Von Pia Hollenstein. Erschienen in «AMNESTY – Magazin der Menschenrechte» vom September 2024.
Die Alt-Nationalrätin Pia Hollenstein ärgert sich über Parlament und Bundesrat, die das EGMR-Urteil nicht umsetzen wollen. Sie bleibt aber optimistisch.

Der Europäische Gerichtshof für Menschenrechte (EGMR) hat am 9. April 2024 geurteilt, dass die Schweiz die Menschenrechte der älteren Frauen verletzt. Denn das Land tue nicht das Nötige gegen die fortschreitende Klimaerwärmung. Für uns KlimaSeniorinnen und für alle Menschen, die sich gegen die Klimakrise stemmen, war das eine überwältigende Entscheidung. Der jahrelange Kampf hat sich gelohnt.

Überwältigt waren auch rechtsbürgerliche Wirtschaftskreise. Sie waren so sehr schockiert, dass sie kurzerhand ihr rechtsstaatliches Wissen beiseiteschoben und in den beiden Parlamentskammern verlangten, der Bundesrat möge bitteschön die Entscheidung des EGMR ignorieren.

Natürlich haben mich als Schweizerin die entsprechenden Briefe, die wir seither bekommen haben, beschämt. Denn dass National- und Ständerat Aufrufe in die Welt setzen, das Gerichtsurteil einer übergeordneten Instanz zu ignorieren, ist schlichtweg peinlich. So etwas kennt man von gewissen anderen Staaten. Doch solche Manöver gehören zum politischen Spiel. Und in der Sache wird diese Verzweiflungstat nichts ändern: Will der Bundesrat das Gesicht der offiziellen Schweiz wahren, wird er über die Bücher gehen und die Klimapolitik revidieren müssen.

Es ist übrigens nicht das erste Mal, dass Strassburg die Schweiz in Sachen Menschenrechte rügt. Und in den anderen Fällen hat unser Land auch nicht die beleidigte Leberwurst gespielt. Sondern sie hat das getan, was man tut, wenn im Fussball die Schiedsrichterin oder in der Politik ein Gericht die rote Karte zeigt: Man akzeptiert das Urteil, geht vom Feld und machts das nächste Mal besser.

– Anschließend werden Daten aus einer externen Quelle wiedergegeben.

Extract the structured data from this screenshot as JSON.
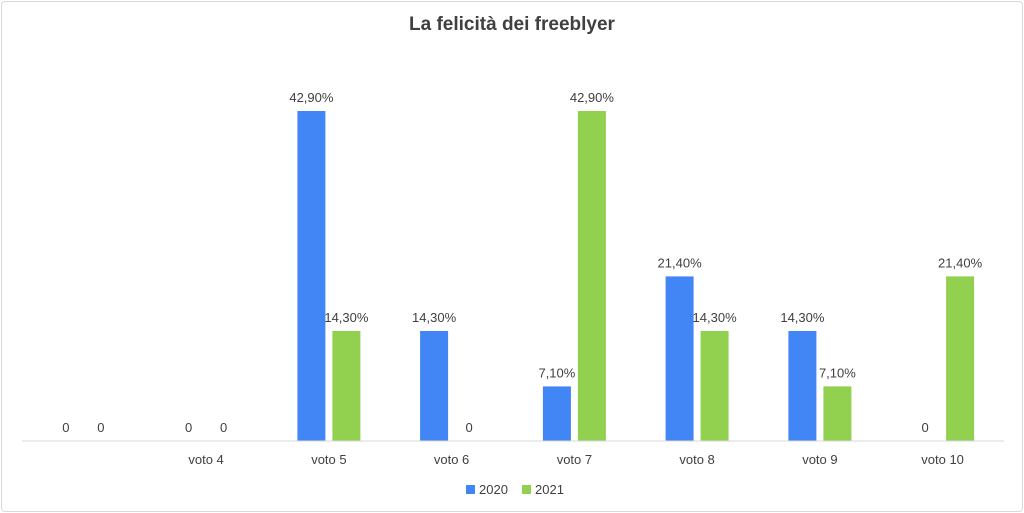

Seit dem 9. April 2024 haben wir – haben alle in Europa – ein neues Instrument in der Hand: Klimaschutz ist ein Menschenrecht.

Ich habe mich unbändig über das Urteil gefreut. Ich bin zuversichtlich, dass der Bundesrat handeln wird. Aber ich bin auch Realistin: Eine Revolution wird unser Bundesrat nicht lostreten. Dafür ist er zu konservativ zusammengesetzt. Er wird sich scheuen, die viel zu laschen Massnahmen radikal zu verschärfen. Und er wird zögern, jene wissenschaftliche Klimabilanz vorzulegen, die das Urteil verlangt: Denn sie würde zeigen, dass die Schweiz noch weit davon entfernt ist, den Netto-Null-Pfad umzusetzen.

Trotzdem, ich bin Optimistin: Seit dem 9. April 2024 haben wir – haben alle in Europa – ein neues Instrument in der Hand: Klimaschutz ist ein Menschenrecht. Das Urteil wird uns helfen, wirksame Klimamassnahmen auf juristischem Weg zu verlangen. Ich bereite mich deshalb schon jetzt darauf vor, den Druck aufrechtzuhalten. Dafür braucht es mich, es braucht Sie, es braucht uns alle.